Right. There are other places in the same file need to do the same thing using eraseFromParent(). Will do in a separate patch.

Thanks. This change introduces more branches, but since it should only do so in an infinite loop it should be fine.

I did notice some minor style problems though.

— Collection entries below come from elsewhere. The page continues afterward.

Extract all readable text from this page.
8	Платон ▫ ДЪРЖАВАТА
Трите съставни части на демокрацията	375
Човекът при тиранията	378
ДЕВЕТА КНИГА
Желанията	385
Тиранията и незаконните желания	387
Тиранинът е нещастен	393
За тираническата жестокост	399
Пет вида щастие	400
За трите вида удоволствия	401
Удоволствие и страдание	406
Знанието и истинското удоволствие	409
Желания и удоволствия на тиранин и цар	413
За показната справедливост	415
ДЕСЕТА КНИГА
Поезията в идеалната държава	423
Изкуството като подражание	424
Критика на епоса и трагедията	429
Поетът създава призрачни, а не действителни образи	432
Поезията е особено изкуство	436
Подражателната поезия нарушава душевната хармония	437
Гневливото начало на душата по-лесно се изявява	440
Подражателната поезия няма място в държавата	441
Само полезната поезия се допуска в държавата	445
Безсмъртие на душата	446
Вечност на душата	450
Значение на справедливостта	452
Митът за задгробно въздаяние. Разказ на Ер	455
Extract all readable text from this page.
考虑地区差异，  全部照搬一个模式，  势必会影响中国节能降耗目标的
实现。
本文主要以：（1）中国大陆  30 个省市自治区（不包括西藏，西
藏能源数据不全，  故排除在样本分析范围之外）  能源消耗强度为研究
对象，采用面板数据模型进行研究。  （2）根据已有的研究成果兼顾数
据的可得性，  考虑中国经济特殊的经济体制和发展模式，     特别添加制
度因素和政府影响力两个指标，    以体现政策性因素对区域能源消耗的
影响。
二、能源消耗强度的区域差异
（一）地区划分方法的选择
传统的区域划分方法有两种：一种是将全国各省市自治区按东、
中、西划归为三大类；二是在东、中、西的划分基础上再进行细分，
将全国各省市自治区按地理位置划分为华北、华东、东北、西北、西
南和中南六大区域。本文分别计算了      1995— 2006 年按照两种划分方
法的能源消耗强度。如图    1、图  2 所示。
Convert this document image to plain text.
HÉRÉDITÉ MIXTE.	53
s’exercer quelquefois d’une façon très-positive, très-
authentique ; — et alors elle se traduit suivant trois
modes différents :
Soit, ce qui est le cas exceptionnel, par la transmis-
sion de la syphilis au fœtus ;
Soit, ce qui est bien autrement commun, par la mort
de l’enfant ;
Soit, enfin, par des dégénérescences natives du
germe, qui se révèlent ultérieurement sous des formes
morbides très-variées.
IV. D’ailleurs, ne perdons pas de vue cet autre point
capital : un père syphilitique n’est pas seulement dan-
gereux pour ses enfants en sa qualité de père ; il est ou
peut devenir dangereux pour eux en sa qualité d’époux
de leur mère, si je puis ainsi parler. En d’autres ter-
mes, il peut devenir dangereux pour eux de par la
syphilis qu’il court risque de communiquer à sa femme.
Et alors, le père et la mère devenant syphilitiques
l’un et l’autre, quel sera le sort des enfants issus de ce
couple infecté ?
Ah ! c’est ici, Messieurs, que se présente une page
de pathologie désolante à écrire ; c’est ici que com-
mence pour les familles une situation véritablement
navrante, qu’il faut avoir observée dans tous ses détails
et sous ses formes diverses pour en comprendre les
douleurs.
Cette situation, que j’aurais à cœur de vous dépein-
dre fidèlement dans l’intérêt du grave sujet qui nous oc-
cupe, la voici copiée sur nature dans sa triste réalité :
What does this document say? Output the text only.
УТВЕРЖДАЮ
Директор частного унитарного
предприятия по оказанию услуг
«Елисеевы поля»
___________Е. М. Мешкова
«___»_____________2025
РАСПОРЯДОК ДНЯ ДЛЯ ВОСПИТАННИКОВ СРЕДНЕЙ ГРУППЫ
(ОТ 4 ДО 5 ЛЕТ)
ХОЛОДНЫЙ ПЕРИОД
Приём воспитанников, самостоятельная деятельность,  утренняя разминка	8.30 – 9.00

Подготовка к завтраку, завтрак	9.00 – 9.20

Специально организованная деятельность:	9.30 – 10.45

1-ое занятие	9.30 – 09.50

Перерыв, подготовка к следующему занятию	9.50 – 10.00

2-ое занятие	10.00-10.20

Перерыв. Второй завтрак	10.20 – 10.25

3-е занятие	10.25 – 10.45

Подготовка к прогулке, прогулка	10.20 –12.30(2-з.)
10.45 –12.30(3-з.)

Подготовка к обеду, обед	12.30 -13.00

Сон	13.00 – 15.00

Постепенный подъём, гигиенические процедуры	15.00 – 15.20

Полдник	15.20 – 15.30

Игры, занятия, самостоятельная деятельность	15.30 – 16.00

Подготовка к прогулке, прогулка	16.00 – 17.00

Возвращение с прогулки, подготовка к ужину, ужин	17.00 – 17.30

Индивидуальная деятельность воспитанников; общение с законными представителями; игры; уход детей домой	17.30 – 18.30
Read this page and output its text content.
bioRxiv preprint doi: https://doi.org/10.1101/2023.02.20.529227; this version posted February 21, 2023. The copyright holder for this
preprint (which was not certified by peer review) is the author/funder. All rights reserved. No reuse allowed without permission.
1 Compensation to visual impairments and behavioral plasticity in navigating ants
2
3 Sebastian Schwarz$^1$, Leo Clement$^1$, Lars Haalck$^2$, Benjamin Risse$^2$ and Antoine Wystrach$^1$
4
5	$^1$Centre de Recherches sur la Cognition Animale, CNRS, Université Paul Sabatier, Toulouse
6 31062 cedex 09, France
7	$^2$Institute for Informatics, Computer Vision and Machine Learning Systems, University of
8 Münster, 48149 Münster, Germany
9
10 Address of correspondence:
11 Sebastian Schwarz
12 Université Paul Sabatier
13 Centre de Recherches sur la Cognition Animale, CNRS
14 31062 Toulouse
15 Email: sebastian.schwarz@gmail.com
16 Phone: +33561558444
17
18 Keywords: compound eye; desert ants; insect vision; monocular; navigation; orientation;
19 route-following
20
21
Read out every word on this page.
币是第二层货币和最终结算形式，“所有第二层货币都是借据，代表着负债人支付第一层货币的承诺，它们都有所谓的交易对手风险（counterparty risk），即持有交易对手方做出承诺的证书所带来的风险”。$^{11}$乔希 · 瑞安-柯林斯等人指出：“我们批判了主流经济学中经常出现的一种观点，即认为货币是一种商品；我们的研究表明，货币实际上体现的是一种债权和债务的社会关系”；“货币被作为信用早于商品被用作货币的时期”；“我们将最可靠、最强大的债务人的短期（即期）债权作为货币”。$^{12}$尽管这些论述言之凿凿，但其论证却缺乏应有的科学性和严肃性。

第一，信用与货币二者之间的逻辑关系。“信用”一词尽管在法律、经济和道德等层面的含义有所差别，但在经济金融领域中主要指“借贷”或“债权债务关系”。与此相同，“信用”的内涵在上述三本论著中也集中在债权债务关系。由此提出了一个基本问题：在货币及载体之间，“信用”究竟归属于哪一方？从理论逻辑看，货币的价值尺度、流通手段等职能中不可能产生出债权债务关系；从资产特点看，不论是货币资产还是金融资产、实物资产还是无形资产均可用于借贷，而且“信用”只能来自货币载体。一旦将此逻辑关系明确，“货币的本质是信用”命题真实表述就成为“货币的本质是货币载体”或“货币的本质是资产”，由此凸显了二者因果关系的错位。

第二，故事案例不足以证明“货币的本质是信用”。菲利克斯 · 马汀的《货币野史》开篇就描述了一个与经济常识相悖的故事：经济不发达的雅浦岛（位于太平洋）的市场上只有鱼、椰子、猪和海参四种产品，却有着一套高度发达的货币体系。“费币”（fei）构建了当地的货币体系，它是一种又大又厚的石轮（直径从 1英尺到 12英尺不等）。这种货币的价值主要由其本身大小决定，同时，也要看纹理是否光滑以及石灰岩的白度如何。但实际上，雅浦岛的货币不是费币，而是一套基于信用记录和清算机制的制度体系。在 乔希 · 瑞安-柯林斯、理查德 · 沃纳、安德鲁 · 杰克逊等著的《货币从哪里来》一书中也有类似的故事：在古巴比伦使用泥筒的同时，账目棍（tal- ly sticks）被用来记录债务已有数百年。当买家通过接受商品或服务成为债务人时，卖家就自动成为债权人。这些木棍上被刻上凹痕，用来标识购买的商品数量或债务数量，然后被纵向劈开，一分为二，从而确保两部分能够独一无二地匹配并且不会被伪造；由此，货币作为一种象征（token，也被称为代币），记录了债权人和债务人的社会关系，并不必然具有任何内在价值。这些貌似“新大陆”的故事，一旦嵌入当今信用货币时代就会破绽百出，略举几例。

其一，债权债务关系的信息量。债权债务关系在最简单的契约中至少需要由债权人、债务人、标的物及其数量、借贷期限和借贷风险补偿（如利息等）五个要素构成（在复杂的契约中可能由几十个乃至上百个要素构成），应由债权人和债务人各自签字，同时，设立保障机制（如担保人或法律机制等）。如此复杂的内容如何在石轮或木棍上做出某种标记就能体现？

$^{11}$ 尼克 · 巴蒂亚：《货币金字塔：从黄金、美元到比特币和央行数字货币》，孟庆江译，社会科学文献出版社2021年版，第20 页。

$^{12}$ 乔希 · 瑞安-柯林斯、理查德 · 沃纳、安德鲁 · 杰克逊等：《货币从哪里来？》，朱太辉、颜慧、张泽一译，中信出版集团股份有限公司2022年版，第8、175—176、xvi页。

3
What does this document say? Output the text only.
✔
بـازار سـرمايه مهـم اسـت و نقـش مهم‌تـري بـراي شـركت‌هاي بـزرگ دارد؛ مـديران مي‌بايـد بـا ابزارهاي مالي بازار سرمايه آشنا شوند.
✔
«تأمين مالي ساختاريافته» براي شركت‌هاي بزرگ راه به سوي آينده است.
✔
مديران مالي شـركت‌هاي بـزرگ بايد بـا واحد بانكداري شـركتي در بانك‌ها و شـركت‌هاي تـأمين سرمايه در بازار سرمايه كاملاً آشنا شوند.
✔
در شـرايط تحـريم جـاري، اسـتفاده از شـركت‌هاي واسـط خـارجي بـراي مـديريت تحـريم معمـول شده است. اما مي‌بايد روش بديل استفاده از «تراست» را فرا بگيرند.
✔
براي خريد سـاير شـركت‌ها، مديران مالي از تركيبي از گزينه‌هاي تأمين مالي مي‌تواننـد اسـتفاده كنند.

lib/Target/AMDGPU/AMDGPUUnifyDivergentExitNodes.cpp
186–192

The indentation looks wrong here. Please check with clang-format/clang-format-diff (I prefer to use clang-format-diff, because otherwise you're quite likely to get notifications about formatting errors in code that you didn't actually change).

199

Typo: *conditional

cfang marked 3 inline comments as done.May 7 2018, 9:28 AM
lib/Target/AMDGPU/AMDGPUUnifyDivergentExitNodes.cpp
186–192

Nice catch! Corrected. Thanks.

199

Thanks.

cfang updated this revision to Diff 145482.May 7 2018, 9:29 AM
cfang marked 2 inline comments as done.

Correct indentation error and typo.

cfang added a comment.May 9 2018, 2:54 PM

Any additional comments/suggestions? Thanks!

Ping.

We need this fix to unblock some important tasks. So if there is no additional comments, we need the permission
to integrate the patch. Thanks.

This revision is now accepted and ready to land.May 17 2018, 8:26 AM
This revision was automatically updated to reflect the committed changes.